The tram halted outside Duke Street jail. The high walls as daunting as ever, songs and stories of the inmates, the executions, hung in the air; McAllister felt a frisson of childish fright that never quite went away, even in middle age. He walked swiftly up the hill to home, never lingering, never looking to left nor right, another habit from his school days, his body remembering the many kickings on these steep pavements. The uniform, especially the cap, was a shining invitation to those he’d left behind, betrayed, the high school badge marking him a traitor. And his being a Catholic in this Protestant stronghold was another reason for the terrors he had suffered as a small boy.
He rang, waited. A faint shuffling came down the hall and the door slowly opened.
“John.” The flat voice revealed no surprise, no emotion.
“Mother,” he replied to the woman he had not seen for over a year.
She shuffled back to her warm kitchen with the gas oven lit, the door left open.
“It’s easier than fetching in coal.” She nodded to the cooker.
“I’ll get some. Light the fire if you like.”
“Suit yerself.”
McAllister left his bag and coat in the hallway, took the battered brass coal scuttle outside to their coal hole in the back green, crouching under the scant city stars to fill it. He remembered the fights with his dad about his jobs.
“I have to do my homework, Dad. It’s too dark, Dad. I did it last night, Dad. And the night before. It’s his turn, he never does anything.”
H
e never ever won the argument. Never would now. His brother never made sixteen and his dad was another statistic of the firebombing of Clydeside; firemen, fire engines, a shipyard, all gone in one night.
The coal caught slowly. The kindling, a splintered crate, sparked blue.
“So, how’s it been, Ma? Did you get my letters?”
“I’m no one for writing, you know that, John.”
“I wish you’d let me get a phone in for you.”
“Nobody in our street has a phone. What would the neighbors think?”

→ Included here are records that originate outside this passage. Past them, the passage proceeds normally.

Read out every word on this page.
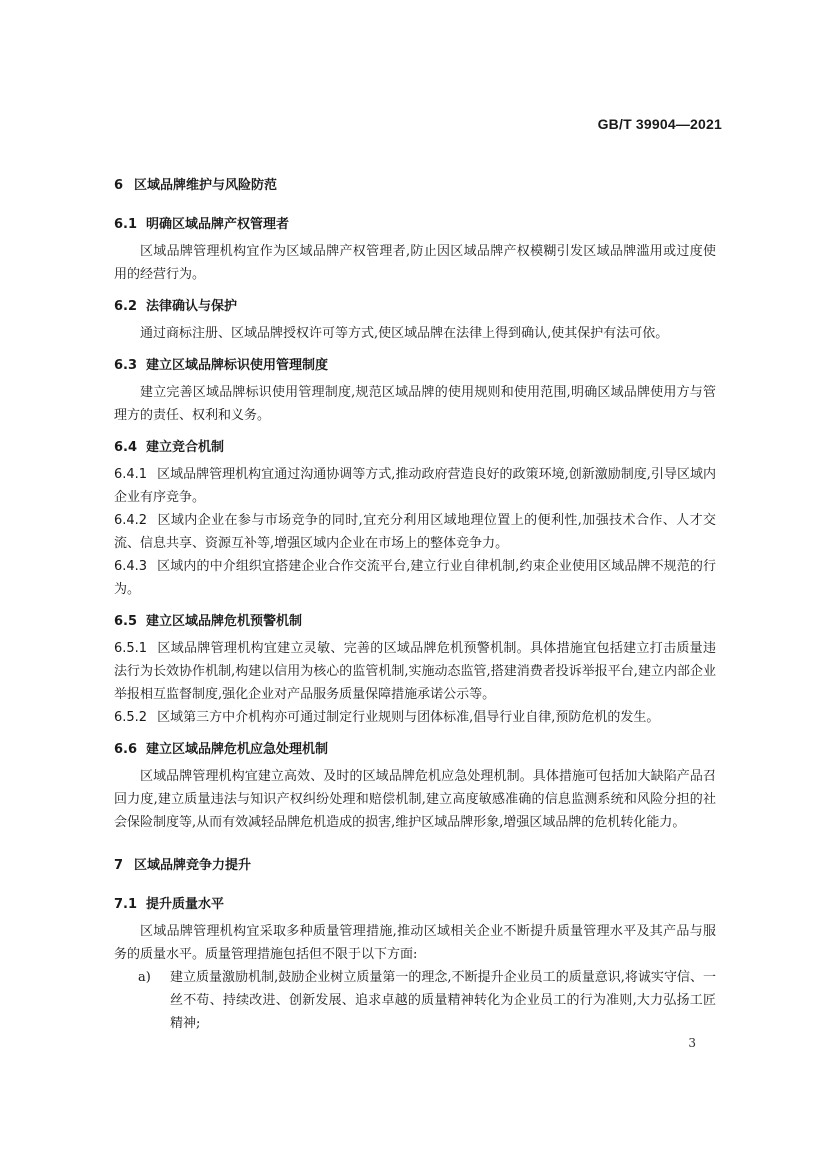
GB/T 39904—2021
6 区域品牌维护与风险防范
6.1 明确区域品牌产权管理者

区域品牌管理机构宜作为区域品牌产权管理者,防止因区域品牌产权模糊引发区域品牌滥用或过度使用的经营行为。

6.2 法律确认与保护

通过商标注册、区域品牌授权许可等方式,使区域品牌在法律上得到确认,使其保护有法可依。

6.3 建立区域品牌标识使用管理制度

建立完善区域品牌标识使用管理制度,规范区域品牌的使用规则和使用范围,明确区域品牌使用方与管理方的责任、权利和义务。

6.4 建立竞合机制

6.4.1 区域品牌管理机构宜通过沟通协调等方式,推动政府营造良好的政策环境,创新激励制度,引导区域内企业有序竞争。

6.4.2 区域内企业在参与市场竞争的同时,宜充分利用区域地理位置上的便利性,加强技术合作、人才交流、信息共享、资源互补等,增强区域内企业在市场上的整体竞争力。

6.4.3 区域内的中介组织宜搭建企业合作交流平台,建立行业自律机制,约束企业使用区域品牌不规范的行为。

6.5 建立区域品牌危机预警机制

6.5.1 区域品牌管理机构宜建立灵敏、完善的区域品牌危机预警机制。具体措施宜包括建立打击质量违法行为长效协作机制,构建以信用为核心的监管机制,实施动态监管,搭建消费者投诉举报平台,建立内部企业举报相互监督制度,强化企业对产品服务质量保障措施承诺公示等。

6.5.2 区域第三方中介机构亦可通过制定行业规则与团体标准,倡导行业自律,预防危机的发生。

6.6 建立区域品牌危机应急处理机制

区域品牌管理机构宜建立高效、及时的区域品牌危机应急处理机制。具体措施可包括加大缺陷产品召回力度,建立质量违法与知识产权纠纷处理和赔偿机制,建立高度敏感准确的信息监测系统和风险分担的社会保险制度等,从而有效减轻品牌危机造成的损害,维护区域品牌形象,增强区域品牌的危机转化能力。

7 区域品牌竞争力提升
7.1 提升质量水平

区域品牌管理机构宜采取多种质量管理措施,推动区域相关企业不断提升质量管理水平及其产品与服务的质量水平。质量管理措施包括但不限于以下方面:

a)	建立质量激励机制,鼓励企业树立质量第一的理念,不断提升企业员工的质量意识,将诚实守信、一丝不苟、持续改进、创新发展、追求卓越的质量精神转化为企业员工的行为准则,大力弘扬工匠精神;
3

No point in arguing; he knew he’d never win.
“I’ll catch up with some auld friends at the Herald before I go back up north.”
“Oh aye.” Huddling into herself, tugging her old cardigan tight, the tweed skirt wrinkled around her knees, she looked like a refugee.
A refugee from life. McAllister sighed under the weight of the thought.
“Will you be biding here long?”
“Just the two nights, if that’s all right?”
“It’s your home, John.”
His home; from where he went to school, served his cadetship, left for a war and emerged the sole survivor of the family tragedies.
“A pint and a half.”
McAllister looked around. His pals from the news desk would be in for the mid-evening break any moment. The double swing doors let in a rush of damp cold air and two roly-poly middle-aged men so alike, they looked like a pair of wally dugs off the mantelpiece.
“Mac, how’s it going?” Smiles and handshakes all round. “How’s the teuchters treatin’ you?”
“Grand, just grand. What’ll you have?”
“A pint an’ a half for us both. Still got a paper to get oot.”
Both men poured their half gill into the pint in the traditional manner and gave a simultaneous sigh of satisfaction as the first sip relaxed them into their evening break.
“What brings you down here, apart from needing to visit civilization now and again?”